Album review: Emma Davis 'Demons'
Image: Nick McKinlay
London-born, Sydney based singer-songwriter Emma Davis hasn’t released an album since 2010. Struggling to write music and “feeling less and less like a musician,” Davis had to “refigure out how to write music.” The end result, Demons, released August 3, is proof Davis has well and truly rediscovered how to write music and is a collection of songs more than worth waiting the near eight years it took to deliver them.
Davis’s trademark laid back, acoustic, folk tinged sound from her self-titled debut album is still present but on Demons, the folk is joined by elements of synth, which not only keeps her sound fresh but adds an extra, intriguing sonic level to her sublime melodies and wispy, almost ethereal vocals. This multi-layering is at its best on tracks like the heart breaking paean to lost love ‘Hardest Thing’, which starts off with a just a keyboard to complement Davis’s vocals before gradually introducing a crackly backbeat, a chanting backing vocal and a guitar. And while perky single ‘So It Is’ also details a broken love affair, it positively swings along, again with a chanting backing vocal, in a way we haven’t heard from Davis before and even features a glorious middle eight more usually seen on a sweaty dance floor at 2am than on an Emma Davis record.

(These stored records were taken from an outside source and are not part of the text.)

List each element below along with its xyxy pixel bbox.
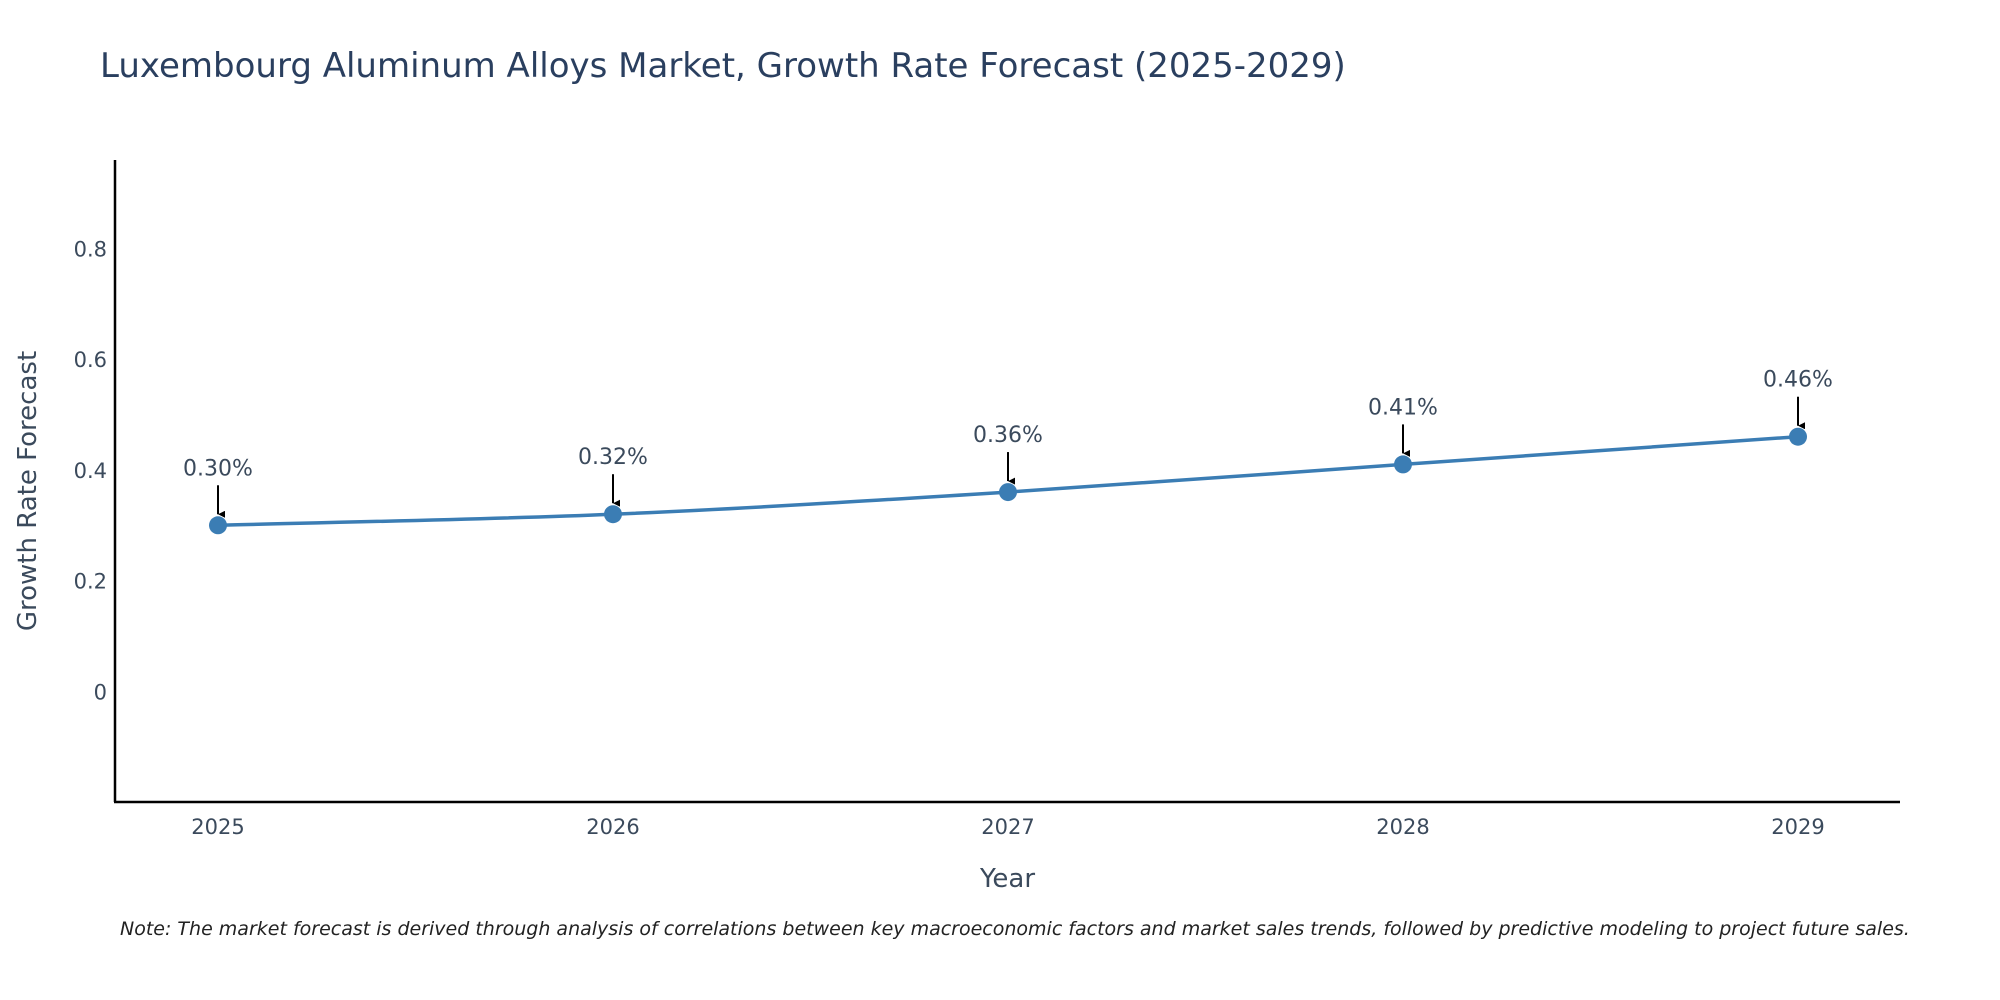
y-tick-label: 0.8 bbox=[74, 238, 107, 262]
x-tick-label: 2028 bbox=[1376, 815, 1429, 839]
data-point[interactable] bbox=[209, 516, 227, 535]
footnote: Note: The market forecast is derived thr… bbox=[120, 918, 1910, 940]
data-label: 0.30% bbox=[183, 456, 253, 481]
x-tick-label: 2025 bbox=[191, 815, 244, 839]
y-tick-label: 0.6 bbox=[74, 348, 107, 372]
x-tick-label: 2029 bbox=[1771, 815, 1824, 839]
series-group bbox=[209, 427, 1807, 535]
data-label: 0.32% bbox=[578, 445, 648, 470]
data-label: 0.46% bbox=[1763, 368, 1833, 393]
data-label: 0.36% bbox=[973, 423, 1043, 448]
x-tick-label: 2026 bbox=[586, 815, 639, 839]
y-tick-label: 0.4 bbox=[74, 459, 107, 483]
y-tick-label: 0 bbox=[94, 680, 107, 704]
data-label: 0.41% bbox=[1368, 395, 1438, 420]
data-point[interactable] bbox=[1789, 427, 1807, 446]
x-axis-ticks: 2025 2026 2027 2028 2029 bbox=[191, 815, 1824, 839]
x-axis-title: Year bbox=[979, 864, 1035, 894]
y-axis-title: Growth Rate Forecast bbox=[13, 351, 43, 631]
data-point[interactable] bbox=[604, 505, 622, 524]
annotations-group: 0.30% 0.32% 0.36% 0.41% 0.46% bbox=[183, 368, 1833, 518]
y-tick-label: 0.2 bbox=[74, 570, 107, 594]
data-point[interactable] bbox=[999, 483, 1017, 502]
x-tick-label: 2027 bbox=[981, 815, 1034, 839]
chart-title: Luxembourg Aluminum Alloys Market, Growt… bbox=[100, 46, 1346, 86]
y-axis-ticks: 0 0.2 0.4 0.6 0.8 bbox=[74, 238, 107, 705]
data-point[interactable] bbox=[1394, 455, 1412, 474]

As well as a platform for Davis to explore a new musical landscape, Demons is also a deeply personal album. Lost love and heartache are common themes, with Davis baring her soul on tracks such as ‘Try To Love Me’ and ‘Stand Tall’, while her struggles with song writing and self-doubt also inspire a number of tracks. On opening track ‘Getting Better’ Davis questions whether things will ever get better, singing “I thought that I was getting better/The older I become/I thought my mind was getting clearer”, while the blissed out, calm beats of ‘Too Long’ hide a less than calm heart: “With a mind so full of holes/And doubts coming out my throat/I’ve been away too long.”
The lyrical content is at times raw, but the music is never less than beautiful and in perhaps a fitting conclusion the album closes with the single ‘Danger In Me’. Written at the height of Australia’s same sex marriage debate in late 2017 – “I will never see/What the danger is in me/Loving who I want to love” - the song explores the themes of hurt and confusion common to the rest of the album, but it also carries such a powerful message of hope that the listener is left feeling that while there may have been some rough patches along the way, everything is okay in the world of Emma Davis. Let’s just hope it isn’t another eight years before more new music emerges from her brilliant mind.